The password is…"Archaic"
A customer forwarded this article from the New York Times, on new authentication mechanisms. The author is cheerleading a bit for “information cards” which would act a little like your ATM card; the idea would be that each computer would have a reader where you would insert your card and type in a PIN; after you’d done that, you’d have access to all of your sites.
Authentication can have three factors: something you are (fingerprint, retinal scan), something you have (your ATM card or these information cards), or something you know (your password or PIN). Security experts recommend two-factor authentication for important stuff; you use two-factor authentication when you go to the bank, insert your card and use your PIN. Two-factor authentication means that the password can be a lot simpler, because one of the other factors is acting as a second check.

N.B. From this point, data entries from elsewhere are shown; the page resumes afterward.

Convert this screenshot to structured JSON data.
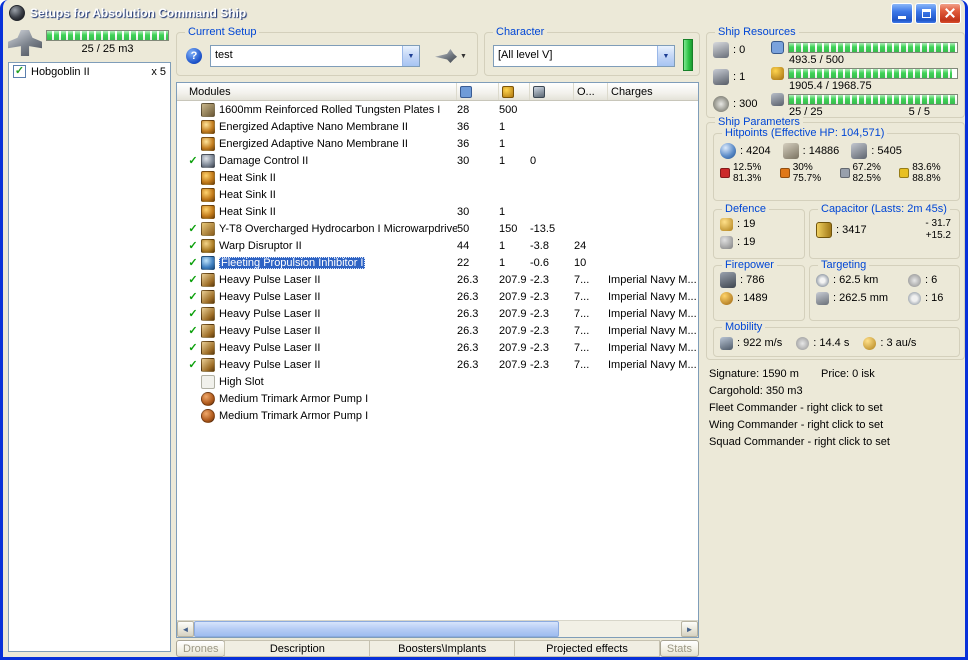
{
  "window": {
    "title": "Setups for Absolution Command Ship"
  },
  "icons": {
    "help": "?",
    "dropdown": "▼",
    "scroll_left": "◄",
    "scroll_right": "►",
    "check": "✓"
  },
  "drone_bay": {
    "capacity_label": "25 / 25 m3",
    "fill_percent": 100,
    "items": [
      {
        "name": "Hobgoblin II",
        "qty": "x 5",
        "checked": true
      }
    ]
  },
  "current_setup": {
    "label": "Current Setup",
    "value": "test"
  },
  "character": {
    "label": "Character",
    "value": "[All level V]"
  },
  "modules_table": {
    "columns": {
      "modules": "Modules",
      "optimal": "O...",
      "charges": "Charges"
    },
    "rows": [
      {
        "icon": "armor-plate",
        "check": false,
        "selected": false,
        "name": "1600mm Reinforced Rolled Tungsten Plates I",
        "cpu": "28",
        "pg": "500",
        "cap": "",
        "optimal": "",
        "charge": ""
      },
      {
        "icon": "membrane",
        "check": false,
        "selected": false,
        "name": "Energized Adaptive Nano Membrane II",
        "cpu": "36",
        "pg": "1",
        "cap": "",
        "optimal": "",
        "charge": ""
      },
      {
        "icon": "membrane",
        "check": false,
        "selected": false,
        "name": "Energized Adaptive Nano Membrane II",
        "cpu": "36",
        "pg": "1",
        "cap": "",
        "optimal": "",
        "charge": ""
      },
      {
        "icon": "damage-control",
        "check": true,
        "selected": false,
        "name": "Damage Control II",
        "cpu": "30",
        "pg": "1",
        "cap": "0",
        "optimal": "",
        "charge": ""
      },
      {
        "icon": "heat-sink",
        "check": false,
        "selected": false,
        "name": "Heat Sink II",
        "cpu": "",
        "pg": "",
        "cap": "",
        "optimal": "",
        "charge": ""
      },
      {
        "icon": "heat-sink",
        "check": false,
        "selected": false,
        "name": "Heat Sink II",
        "cpu": "",
        "pg": "",
        "cap": "",
        "optimal": "",
        "charge": ""
      },
      {
        "icon": "heat-sink",
        "check": false,
        "selected": false,
        "name": "Heat Sink II",
        "cpu": "30",
        "pg": "1",
        "cap": "",
        "optimal": "",
        "charge": ""
      },
      {
        "icon": "mwd",
        "check": true,
        "selected": false,
        "name": "Y-T8 Overcharged Hydrocarbon I Microwarpdrive",
        "cpu": "50",
        "pg": "150",
        "cap": "-13.5",
        "optimal": "",
        "charge": ""
      },
      {
        "icon": "warp-disruptor",
        "check": true,
        "selected": false,
        "name": "Warp Disruptor II",
        "cpu": "44",
        "pg": "1",
        "cap": "-3.8",
        "optimal": "24",
        "charge": ""
      },
      {
        "icon": "web",
        "check": true,
        "selected": true,
        "name": "Fleeting Propulsion Inhibitor I",
        "cpu": "22",
        "pg": "1",
        "cap": "-0.6",
        "optimal": "10",
        "charge": ""
      },
      {
        "icon": "laser",
        "check": true,
        "selected": false,
        "name": "Heavy Pulse Laser II",
        "cpu": "26.3",
        "pg": "207.9",
        "cap": "-2.3",
        "optimal": "7...",
        "charge": "Imperial Navy M..."
      },
      {
        "icon": "laser",
        "check": true,
        "selected": false,
        "name": "Heavy Pulse Laser II",
        "cpu": "26.3",
        "pg": "207.9",
        "cap": "-2.3",
        "optimal": "7...",
        "charge": "Imperial Navy M..."
      },
      {
        "icon": "laser",
        "check": true,
        "selected": false,
        "name": "Heavy Pulse Laser II",
        "cpu": "26.3",
        "pg": "207.9",
        "cap": "-2.3",
        "optimal": "7...",
        "charge": "Imperial Navy M..."
      },
      {
        "icon": "laser",
        "check": true,
        "selected": false,
        "name": "Heavy Pulse Laser II",
        "cpu": "26.3",
        "pg": "207.9",
        "cap": "-2.3",
        "optimal": "7...",
        "charge": "Imperial Navy M..."
      },
      {
        "icon": "laser",
        "check": true,
        "selected": false,
        "name": "Heavy Pulse Laser II",
        "cpu": "26.3",
        "pg": "207.9",
        "cap": "-2.3",
        "optimal": "7...",
        "charge": "Imperial Navy M..."
      },
      {
        "icon": "laser",
        "check": true,
        "selected": false,
        "name": "Heavy Pulse Laser II",
        "cpu": "26.3",
        "pg": "207.9",
        "cap": "-2.3",
        "optimal": "7...",
        "charge": "Imperial Navy M..."
      },
      {
        "icon": "empty-high",
        "check": false,
        "selected": false,
        "name": "High Slot",
        "cpu": "",
        "pg": "",
        "cap": "",
        "optimal": "",
        "charge": ""
      },
      {
        "icon": "rig",
        "check": false,
        "selected": false,
        "name": "Medium Trimark Armor Pump I",
        "cpu": "",
        "pg": "",
        "cap": "",
        "optimal": "",
        "charge": ""
      },
      {
        "icon": "rig",
        "check": false,
        "selected": false,
        "name": "Medium Trimark Armor Pump I",
        "cpu": "",
        "pg": "",
        "cap": "",
        "optimal": "",
        "charge": ""
      }
    ]
  },
  "tabs": {
    "drones": "Drones",
    "description": "Description",
    "boosters": "Boosters\\Implants",
    "projected": "Projected effects",
    "stats": "Stats"
  },
  "ship_resources": {
    "label": "Ship Resources",
    "turrets": ": 0",
    "launchers": ": 1",
    "calibration": ": 300",
    "cpu": {
      "value": "493.5 / 500",
      "percent": 99
    },
    "powergrid": {
      "value": "1905.4 / 1968.75",
      "percent": 97
    },
    "drone": {
      "value": "25 / 25",
      "extra": "5 / 5",
      "percent": 100
    }
  },
  "ship_parameters": {
    "label": "Ship Parameters",
    "hitpoints": {
      "label": "Hitpoints (Effective HP: 104,571)",
      "shield": ": 4204",
      "armor": ": 14886",
      "structure": ": 5405",
      "resists": [
        {
          "type": "em",
          "top": "12.5%",
          "bottom": "81.3%",
          "color": "#cc2a2a"
        },
        {
          "type": "thermal",
          "top": "30%",
          "bottom": "75.7%",
          "color": "#e07818"
        },
        {
          "type": "kinetic",
          "top": "67.2%",
          "bottom": "82.5%",
          "color": "#98a0ac"
        },
        {
          "type": "explosive",
          "top": "83.6%",
          "bottom": "88.8%",
          "color": "#e8c022"
        }
      ]
    },
    "defence": {
      "label": "Defence",
      "values": [
        ": 19",
        ": 19"
      ]
    },
    "capacitor": {
      "label": "Capacitor (Lasts: 2m 45s)",
      "value": ": 3417",
      "drain": "- 31.7",
      "recharge": "+15.2"
    },
    "firepower": {
      "label": "Firepower",
      "dps": ": 786",
      "volley": ": 1489"
    },
    "targeting": {
      "label": "Targeting",
      "range": ": 62.5 km",
      "max_targets": ": 6",
      "resolution": ": 262.5 mm",
      "sensor_strength": ": 16"
    },
    "mobility": {
      "label": "Mobility",
      "speed": ": 922 m/s",
      "align": ": 14.4 s",
      "warp": ": 3 au/s"
    }
  },
  "footer": {
    "signature": "Signature: 1590 m",
    "price": "Price: 0 isk",
    "cargohold": "Cargohold: 350 m3",
    "fleet": "Fleet Commander - right click to set",
    "wing": "Wing Commander - right click to set",
    "squad": "Squad Commander - right click to set"
  }
}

However, two-factor authentication is not foolproof, either; there have been sophisticated ATM scams where thieves installed a magnetic stripe reader over the normal slot, with a video camera to record the user’s PIN as they type it. One of the things about information cards is that you may have to use them in untrusted environments; if you’re traveling and want to check your email, nothing will protect you from the hacked machine at the internet cafe where you put in your card.
On campus, IST is developing what they’re calling “second level authentication” which can be used for security-sensitive web-based applications. This would augment the security of your CalNet ID; for a sensitive application like HRMS, you would log in with your CalNet ID, but then also input a PIN using an on-screen keypad. This does not qualify as two-factor authentication, because both authentication tokens are “things you know,” but it should make those applications somewhat safer.
There is also a significant effort underway on campus and at UCOP to set up an “identity management” (IdM) system. IdM attempts to combine authentication (verifying who the person is) with authorization (verifying what the person should have the rights to access). Right now CalNet is basically an authentication system; each application which uses CalNet ID must maintain their own list of which CalNet IDs are allowed to access the application. IdM would provide a central place to store information about each user’s access rights, and also provide a way (through “federated identity management”) to communicate authorization to external entities, like UCOP or a third-party vendor. UC Davis recently did a pilot to see if GMail could provide email for students; in the pilot, students were able to use the UC Davis equivalent of a CalNet ID to log in to their UC Davis GMail account. Federated IdM has come a long way in the last year or two (mostly through the Shibboleth project), and I expect we’ll start to see many more of these kinds of arrangements.